I have been staring at this proof in the Proceedings of the AMS, and I don't follow the author's logic.

Here's the setup:

$I$ is an ideal in a ring $R$, and it is projective as a right $R$ module. Therefore it is a summand in a free right $R$ module, $F=I\oplus K$.

Now, the line of reasoning continues (verbatim except for symbol changes):

Suppose $K\neq 0$. Since $F$ is isomorphic to a direct sum of copies of $R$, it has canonical multiplication. Let $\operatorname{Ann}_F(I)$ be the annihilator of $I$ in $F$. Then $KI\subseteq K\cap I=0$, so $\operatorname{Ann}_F(I)\neq 0$.

Now if $K$ was a right ideal of $R$, then $KI\subseteq K\cap I$ would be easy to understand.
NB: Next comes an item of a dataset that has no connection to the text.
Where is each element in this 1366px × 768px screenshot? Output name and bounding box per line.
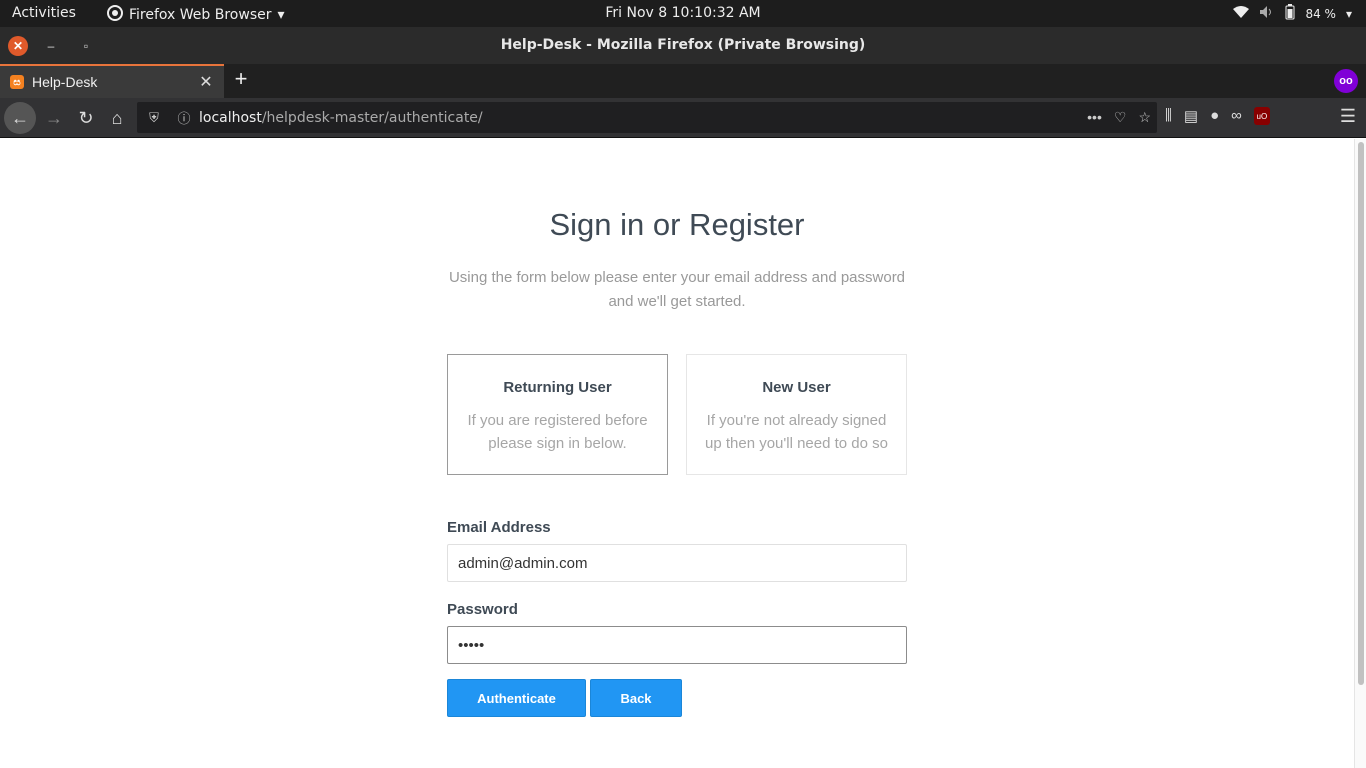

The only set $K$ and $I$ are comparable in $F$, so $(I\oplus 0)\cap( 0\oplus K)=0\oplus 0$ in the direct sum. But the left side is apparently multiplying $K$ through the $F$ module action, so that we're actually talking about $(0\oplus K)I$. Why would one say that's a subset of $I\oplus 0$?

Sure, every element of $(0\oplus K)I$, when expressed as a tuple in $F$ has entries in $I$, but as far as I can see, that doesn't mean anything about its membership in $I\oplus 0$.

I should also say that the ring $R$ is right self-injective and the ideal $I$ has zero left annihilator in $R$, but I'm not sure that it makes a difference. The author appeals to neither property in the line of thought above. In fact, that $I$ has zero left annihilator immediately allows you to say that $Ann_F(I)=0$, but since the whole point of this is to derive a contradiction, I need to see if there's any merit in what the author has claimed.

I haven't managed to cook up a counterexample yet, mostly because I have a hard time realizing projective ideals as summands in free modules. Am I missing some observation or is my doubt justified? I have a sneaking suspicion that a cognitive error occurred on the author's part.

Solution 1:

I think your doubt is justified.

Here’s a very simple example (where the ring is right self-injective and the ideal $I$ has zero left annihilator in $R$).

Let $R=k$, a field, and let $I=k$.

$I$ can be regarded as the (right $k$-module) summand of $F=k\oplus k$ spanned by $(1,1)$, with complement $K$ spanned by $(0,1)$.

Then the annihilator of $I$ in $F$ with the “canonical multiplication” (which I presume means coordinate-wise) is zero.

Of course, in this example you could make a different choice of the embedding of $I$ into $F$ so that it had non-zero annihilator. But the “canonical” multiplication, and hence the annihilator, depend on the choices you make.